How HIV-1 kills: Implications for the Treatment and Prevention of AIDS

Townsend Letter for Doctors and Patients, April, 2002 by Harold D. Foster

Abstract:

HIV-1 is parasitic. Since it encodes for glutathione peroxidase, as it replicates, its genetic needs cause it to deprive HIV-1 seropositive individuals of selenium, cysteine, glutamine and tryptophan, the four basic components of this selenoenzyme. Eventually this process causes severe deficiencies of each of these four nutrients. These deficiencies are responsible for the major symptoms of AIDS which include immune system collapse, muscle wasting, dermatitis, diarrhea and dementia. Associated pathogenic cofactors also are responsible for a variety of unique symptoms. Any treatment for HIV/AIDS must, therefore, include normalization of body levels of selenium, cysteine, glutamine and tryptophan.

Introduction

It is hypothesized that HIV-1 kills simply by replication, because as Taylor and coworkers have established, HIV-1 encodes for glutathione peroxidase. (1) This genetic characteristic ensures that as this virus replicates it competes with its host for the four basic components of this selenoenzyme: namely selenium, cysteine, glutamine and tryptophan. (2) It follows that unless supplements are added to the diet of HIV-1 seropositive individuals, this process must eventually, inevitably culminate in extreme shortages of these four substances, each of which will be accompanied by its own deficiency symptoms. It is argued here that AIDS is the end result of this multiple depletion process and that it can be treated most effectively by reversing all four of these nutrient deficiency states.

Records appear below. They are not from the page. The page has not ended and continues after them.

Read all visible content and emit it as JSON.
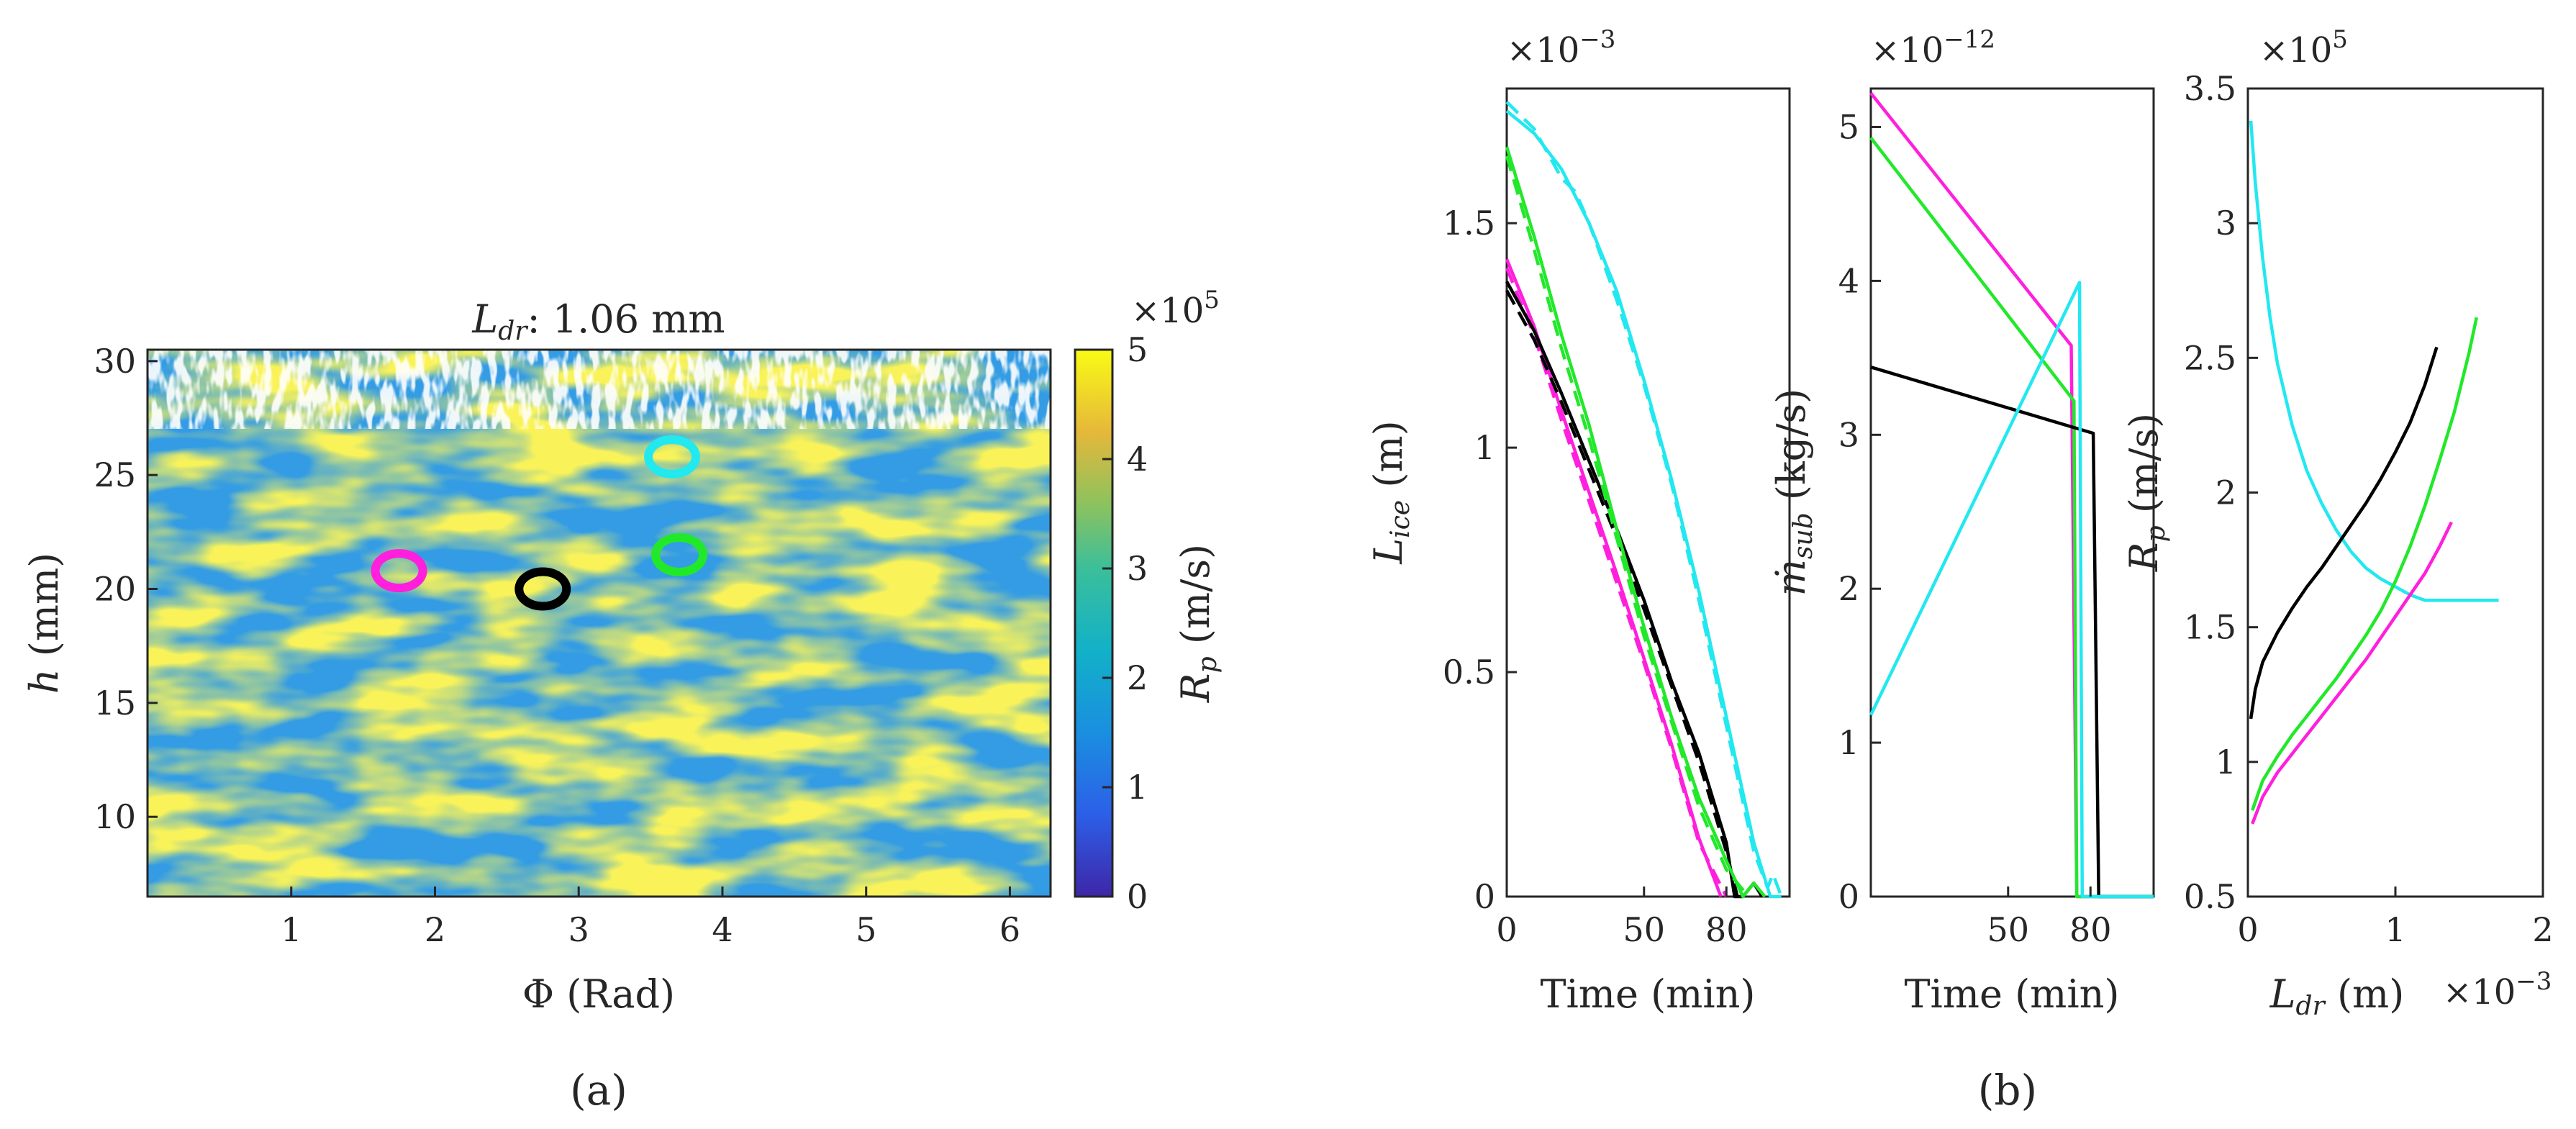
{
  "panel_labels": {
    "a": "(a)",
    "b": "(b)"
  },
  "chart_data": [
    {
      "type": "heatmap",
      "panel": "a",
      "title_symbol": "L",
      "title_sub": "dr",
      "title_value": ": 1.06 mm",
      "xlabel": "Φ (Rad)",
      "ylabel_symbol": "h",
      "ylabel_unit": " (mm)",
      "xlim": [
        0,
        6.283
      ],
      "ylim": [
        6.5,
        30.5
      ],
      "xticks": [
        1,
        2,
        3,
        4,
        5,
        6
      ],
      "yticks": [
        10,
        15,
        20,
        25,
        30
      ],
      "colorbar": {
        "label_symbol": "R",
        "label_sub": "p",
        "label_unit": " (m/s)",
        "ticks": [
          0,
          1,
          2,
          3,
          4,
          5
        ],
        "multiplier_base": "×10",
        "multiplier_exp": "5",
        "range": [
          0,
          500000
        ]
      },
      "markers": [
        {
          "name": "magenta",
          "color": "#ff1fdc",
          "phi": 1.75,
          "h": 20.8
        },
        {
          "name": "black",
          "color": "#000000",
          "phi": 2.75,
          "h": 20.0
        },
        {
          "name": "cyan",
          "color": "#22e8f0",
          "phi": 3.65,
          "h": 25.8
        },
        {
          "name": "green",
          "color": "#22e82a",
          "phi": 3.7,
          "h": 21.5
        }
      ]
    },
    {
      "type": "line",
      "panel": "b1",
      "xlabel": "Time (min)",
      "ylabel_symbol": "L",
      "ylabel_sub": "ice",
      "ylabel_unit": " (m)",
      "multiplier_base": "×10",
      "multiplier_exp": "−3",
      "xlim": [
        0,
        103
      ],
      "ylim": [
        0,
        1.8
      ],
      "xticks": [
        0,
        50,
        80
      ],
      "yticks": [
        0,
        0.5,
        1,
        1.5
      ],
      "ytick_labels": [
        "0",
        "0.5",
        "1",
        "1.5"
      ],
      "series": [
        {
          "name": "magenta",
          "color": "#ff1fdc",
          "x": [
            0,
            10,
            20,
            30,
            40,
            50,
            60,
            70,
            78
          ],
          "y": [
            1.42,
            1.27,
            1.08,
            0.9,
            0.72,
            0.53,
            0.34,
            0.13,
            0.0
          ]
        },
        {
          "name": "magenta-dashed",
          "color": "#ff1fdc",
          "dashed": true,
          "x": [
            0,
            10,
            20,
            30,
            40,
            50,
            60,
            70,
            80
          ],
          "y": [
            1.4,
            1.25,
            1.06,
            0.88,
            0.7,
            0.52,
            0.33,
            0.12,
            0.0
          ]
        },
        {
          "name": "black",
          "color": "#000000",
          "x": [
            0,
            10,
            20,
            30,
            40,
            50,
            60,
            70,
            80,
            83,
            86,
            90,
            93
          ],
          "y": [
            1.37,
            1.26,
            1.12,
            0.97,
            0.82,
            0.66,
            0.48,
            0.32,
            0.12,
            0.0,
            0.0,
            0.03,
            0.0
          ]
        },
        {
          "name": "black-dashed",
          "color": "#000000",
          "dashed": true,
          "x": [
            0,
            10,
            20,
            30,
            40,
            50,
            60,
            70,
            80,
            84
          ],
          "y": [
            1.35,
            1.24,
            1.1,
            0.95,
            0.8,
            0.64,
            0.47,
            0.3,
            0.1,
            0.0
          ]
        },
        {
          "name": "green",
          "color": "#22e82a",
          "x": [
            0,
            10,
            20,
            30,
            40,
            50,
            60,
            70,
            80,
            86,
            90,
            94
          ],
          "y": [
            1.67,
            1.47,
            1.25,
            1.05,
            0.82,
            0.6,
            0.4,
            0.22,
            0.08,
            0.0,
            0.03,
            0.0
          ]
        },
        {
          "name": "green-dashed",
          "color": "#22e82a",
          "dashed": true,
          "x": [
            0,
            10,
            20,
            30,
            40,
            50,
            60,
            70,
            80,
            88
          ],
          "y": [
            1.65,
            1.44,
            1.22,
            1.02,
            0.8,
            0.58,
            0.39,
            0.2,
            0.06,
            0.0
          ]
        },
        {
          "name": "cyan",
          "color": "#22e8f0",
          "x": [
            0,
            10,
            20,
            30,
            40,
            50,
            60,
            70,
            80,
            90,
            96,
            100
          ],
          "y": [
            1.75,
            1.7,
            1.62,
            1.5,
            1.35,
            1.15,
            0.93,
            0.68,
            0.4,
            0.12,
            0.0,
            0.0
          ]
        },
        {
          "name": "cyan-dashed",
          "color": "#22e8f0",
          "dashed": true,
          "x": [
            0,
            10,
            20,
            25,
            30,
            40,
            50,
            60,
            70,
            80,
            90,
            95,
            97,
            100
          ],
          "y": [
            1.77,
            1.71,
            1.6,
            1.57,
            1.5,
            1.33,
            1.14,
            0.92,
            0.66,
            0.38,
            0.1,
            0.02,
            0.05,
            0.0
          ]
        }
      ]
    },
    {
      "type": "line",
      "panel": "b2",
      "xlabel": "Time (min)",
      "ylabel_symbol": "ṁ",
      "ylabel_sub": "sub",
      "ylabel_unit": " (kg/s)",
      "multiplier_base": "×10",
      "multiplier_exp": "−12",
      "xlim": [
        0,
        103
      ],
      "ylim": [
        0,
        5.25
      ],
      "xticks": [
        50,
        80
      ],
      "yticks": [
        0,
        1,
        2,
        3,
        4,
        5
      ],
      "series": [
        {
          "name": "magenta",
          "color": "#ff1fdc",
          "x": [
            0,
            73,
            75,
            103
          ],
          "y": [
            5.22,
            3.58,
            0,
            0
          ]
        },
        {
          "name": "green",
          "color": "#22e82a",
          "x": [
            0,
            74,
            75,
            103
          ],
          "y": [
            4.93,
            3.22,
            0,
            0
          ]
        },
        {
          "name": "black",
          "color": "#000000",
          "x": [
            0,
            81,
            83,
            103
          ],
          "y": [
            3.44,
            3.01,
            0,
            0
          ]
        },
        {
          "name": "cyan",
          "color": "#22e8f0",
          "x": [
            0,
            76,
            77,
            103
          ],
          "y": [
            1.18,
            3.99,
            0,
            0
          ]
        }
      ]
    },
    {
      "type": "line",
      "panel": "b3",
      "xlabel_symbol": "L",
      "xlabel_sub": "dr",
      "xlabel_unit": " (m)",
      "x_multiplier_base": "×10",
      "x_multiplier_exp": "−3",
      "ylabel_symbol": "R",
      "ylabel_sub": "p",
      "ylabel_unit": " (m/s)",
      "multiplier_base": "×10",
      "multiplier_exp": "5",
      "xlim": [
        0,
        2
      ],
      "ylim": [
        0.5,
        3.5
      ],
      "xticks": [
        0,
        1,
        2
      ],
      "yticks": [
        0.5,
        1,
        1.5,
        2,
        2.5,
        3,
        3.5
      ],
      "ytick_labels": [
        "0.5",
        "1",
        "1.5",
        "2",
        "2.5",
        "3",
        "3.5"
      ],
      "series": [
        {
          "name": "cyan",
          "color": "#22e8f0",
          "x": [
            0.02,
            0.05,
            0.1,
            0.15,
            0.2,
            0.3,
            0.4,
            0.5,
            0.6,
            0.7,
            0.8,
            0.9,
            1.0,
            1.1,
            1.2,
            1.3,
            1.5,
            1.7
          ],
          "y": [
            3.38,
            3.15,
            2.87,
            2.65,
            2.48,
            2.25,
            2.08,
            1.96,
            1.86,
            1.78,
            1.72,
            1.68,
            1.65,
            1.62,
            1.6,
            1.6,
            1.6,
            1.6
          ]
        },
        {
          "name": "black",
          "color": "#000000",
          "x": [
            0.02,
            0.05,
            0.1,
            0.2,
            0.3,
            0.4,
            0.5,
            0.6,
            0.7,
            0.8,
            0.9,
            1.0,
            1.1,
            1.2,
            1.28
          ],
          "y": [
            1.16,
            1.27,
            1.37,
            1.48,
            1.57,
            1.65,
            1.72,
            1.8,
            1.88,
            1.96,
            2.05,
            2.15,
            2.26,
            2.4,
            2.54
          ]
        },
        {
          "name": "green",
          "color": "#22e82a",
          "x": [
            0.03,
            0.1,
            0.2,
            0.3,
            0.4,
            0.5,
            0.6,
            0.7,
            0.8,
            0.9,
            1.0,
            1.1,
            1.2,
            1.3,
            1.4,
            1.5,
            1.55
          ],
          "y": [
            0.82,
            0.93,
            1.02,
            1.1,
            1.17,
            1.24,
            1.31,
            1.39,
            1.47,
            1.56,
            1.67,
            1.8,
            1.95,
            2.12,
            2.3,
            2.52,
            2.65
          ]
        },
        {
          "name": "magenta",
          "color": "#ff1fdc",
          "x": [
            0.03,
            0.1,
            0.2,
            0.3,
            0.4,
            0.5,
            0.6,
            0.7,
            0.8,
            0.9,
            1.0,
            1.1,
            1.2,
            1.3,
            1.38
          ],
          "y": [
            0.77,
            0.87,
            0.96,
            1.03,
            1.1,
            1.17,
            1.24,
            1.31,
            1.38,
            1.46,
            1.54,
            1.62,
            1.7,
            1.8,
            1.89
          ]
        }
      ]
    }
  ]
}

If this hypothesis is correct, HIV/ AIDS patients will be found to be deficient in selenium, cysteine, glutamine and tryptophan. As a result, supplementation with any one of these substances will reduce some, but not all, of their disease symptoms. The remainder of this article presents evidence that this is indeed the case.

Selenium Deficiency

Several studies have shown declining plasma selenium in individuals with HIV/AIDS. (3-5) Baum and coworkers, (3) for example, monitored 125 HIV-1seropositive drug using, men and women in Miami, Florida, establishing that depressed selenium plasma levels were a more accurate predictor of their mortality than were CD4 T cell counts. Similarly, 24 HIV-infected children were monitored for 5 years, during which time 50% died of HIV-related causes. (6) The lower their serum selenium levels, the more rapidly death occurred, indicating an association with faster disease progression.

Many of the symptoms associated with AIDS appear to be linked directly to selenium deficiency. This author (7) has argued that the fact that adults and children dying of AIDS display both depressed CD4 T cell counts and very depleted plasma selenium stores (3,6) is not coincidental. Rather, it provides evidence of the operation of a positive feedback system in which a fall in selenium triggers a reduction in the number of CD4 T cells because this trace element is essential for lymphocyte production. (8,9) This decline in CD4 T cells then allows other pathogens to thrive, a process which causes a further drop in serum selenium. (10) This downward spiral undermines the immune system and has been termed the "selenium -- CD4 T cell tailspin" by the author. (7)

A hypothyroid or low T3 syndrome also is well-established in patients with AIDS. (11,12) This low level of T3 (triiodothyronine) seen in AIDS patients also seems a logical consequence of selenium deficiency, since this trace element is required by the deiodinase enzyme that converts T4 (thyroxine) to T3. It has been further suggested that this selenium-related thyroid abnormality may be a factor in the AIDS wasting process. (13)

Although no clinical trials of the impact of selenium on AIDS patients have yet been conducted, some evidence of its value exists in the popular literature. In August 1987, for example, the Telegraph Sunday Magazine's cover published the photograph of a former patient with the headline "Four years ago this man was dying of AIDS. Now he is getting better." This newspaper supplement carried details of three former AIDS patients who had made remarkable recoveries by taking daily nutritional supplements that included 300 mcg of selenium.(14)

In addition, it has been suggested (7) that one of the major reasons HIV-1 infection is so low and almost static in Senegal, despite widespread unprotected sexual activity, is because the soils and food supply are unusually selenium enriched. In contrast, AIDS is now extremely common in those countries of Africa, such as Zaire, which are known to have very selenium deficient soils. The recently published Selenium World Atlas (15) used the incidence of HIV-positive populations as a surrogate measure of selenium deficiency in Africa, since knowledge of actual soil levels of this trace element is quite scarce. This argument by analogy was made on the advice of E.W. Taylor (15) who was the first to recognize that in Africa, HIV-1 was spreading most rapidly in selenium depleted regions. Interestingly, Cowgill (16) has shown that, in the United States, an inverse relationship also exists between soil selenium bioavailability and AIDS mortality rates, especially in the African American population.